「為什麼你一定要執著於這個呢?」南宮奕颺想不通,無情的打擊她,「就不能是她沒發現,這一切都是你自己自戀想出來的嗎?」
白兼深吸一口氣,盯著他:「你再說一遍。」
「我不是說你,我只是覺得有時候咱們要謙虛點。」南宮奕颺吊兒郎當的,說話也有些欠揍,「雖然之前雲奕九的確挺喜歡你的,但是這並不代表她會因為你放棄掉整我的想法啊。
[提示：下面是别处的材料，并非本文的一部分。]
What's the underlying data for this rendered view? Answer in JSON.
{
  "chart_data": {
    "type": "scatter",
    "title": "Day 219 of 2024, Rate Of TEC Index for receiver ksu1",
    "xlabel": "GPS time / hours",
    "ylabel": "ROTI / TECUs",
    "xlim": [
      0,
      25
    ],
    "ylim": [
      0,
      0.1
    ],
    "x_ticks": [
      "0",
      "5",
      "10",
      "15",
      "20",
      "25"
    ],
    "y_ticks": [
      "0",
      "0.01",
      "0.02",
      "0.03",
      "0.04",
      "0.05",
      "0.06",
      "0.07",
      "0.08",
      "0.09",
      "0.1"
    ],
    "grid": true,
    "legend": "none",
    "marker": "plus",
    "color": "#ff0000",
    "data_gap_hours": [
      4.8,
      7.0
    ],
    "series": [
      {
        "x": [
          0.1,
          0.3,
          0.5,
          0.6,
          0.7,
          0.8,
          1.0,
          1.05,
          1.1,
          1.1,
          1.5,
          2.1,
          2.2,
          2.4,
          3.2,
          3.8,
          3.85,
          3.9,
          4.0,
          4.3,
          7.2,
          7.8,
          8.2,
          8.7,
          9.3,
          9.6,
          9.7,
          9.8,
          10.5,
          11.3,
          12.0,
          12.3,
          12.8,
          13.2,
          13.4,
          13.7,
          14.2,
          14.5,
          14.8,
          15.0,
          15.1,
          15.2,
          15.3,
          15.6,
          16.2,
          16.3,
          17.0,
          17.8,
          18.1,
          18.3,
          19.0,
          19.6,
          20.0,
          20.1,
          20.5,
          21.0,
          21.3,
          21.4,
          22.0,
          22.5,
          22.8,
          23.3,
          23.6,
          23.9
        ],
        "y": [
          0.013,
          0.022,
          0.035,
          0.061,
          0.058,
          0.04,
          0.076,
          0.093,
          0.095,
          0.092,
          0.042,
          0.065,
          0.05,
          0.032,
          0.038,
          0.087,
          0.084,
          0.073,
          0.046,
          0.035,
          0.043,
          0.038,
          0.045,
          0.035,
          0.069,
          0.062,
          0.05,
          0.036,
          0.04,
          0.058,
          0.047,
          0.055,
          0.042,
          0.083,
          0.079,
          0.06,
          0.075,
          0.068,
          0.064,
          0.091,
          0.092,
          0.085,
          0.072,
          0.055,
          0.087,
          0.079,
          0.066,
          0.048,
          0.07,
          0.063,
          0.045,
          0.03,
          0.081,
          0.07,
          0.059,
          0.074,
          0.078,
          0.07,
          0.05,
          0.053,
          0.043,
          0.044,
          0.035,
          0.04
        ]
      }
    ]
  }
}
」
就他以前對他們做的那些事兒,雲奕九跟雲奕弦不把他往死裡整都是好的了,還幫著他隱藏。
怎麼可能。
白兼相信自己的直覺,也相信自己沒錯:「你敢不敢跟我打賭。」
「打什麼?」
「若是上神是因為我才沒有為難你,之後三年的時間你都不能來見我。」白兼有些生氣他的態度,故意說這些來氣他,「若不是,隨便你怎麼著都行。」
聽著這話,南宮奕颺毫不猶豫的拒絕了:「不行!」
他又不傻。
萬一到時候雲奕九為了整他故意說自己就是幫著他說話呢,那自己不是虧大了嗎?
「那你想怎麼著。」白兼覺得這人簡直就是個無賴。
「不能拿我跟你的事情來打賭。」南宮奕颺也是有小心思的,他跟白兼的感情只能因為兩個人平時的相處發生變化,不能因為打賭之類的東西,「你說其他的。」
白兼氣。
可現在他不答應,也只好重新想話:「你輸了,穿女裝在神界跟上神和神王他們一起相處十天,我輸了,你說怎麼就怎麼。」
「沒問題!」南宮奕颺答應的可乾脆了。
在他心裡。
自己就不可能輸!
白兼將他這話給記著了。
幾天後。
南宮奕颺考慮到自己像賊一樣在魔界走來走去實在是有些不雅觀,還是將七長老等人叫來了。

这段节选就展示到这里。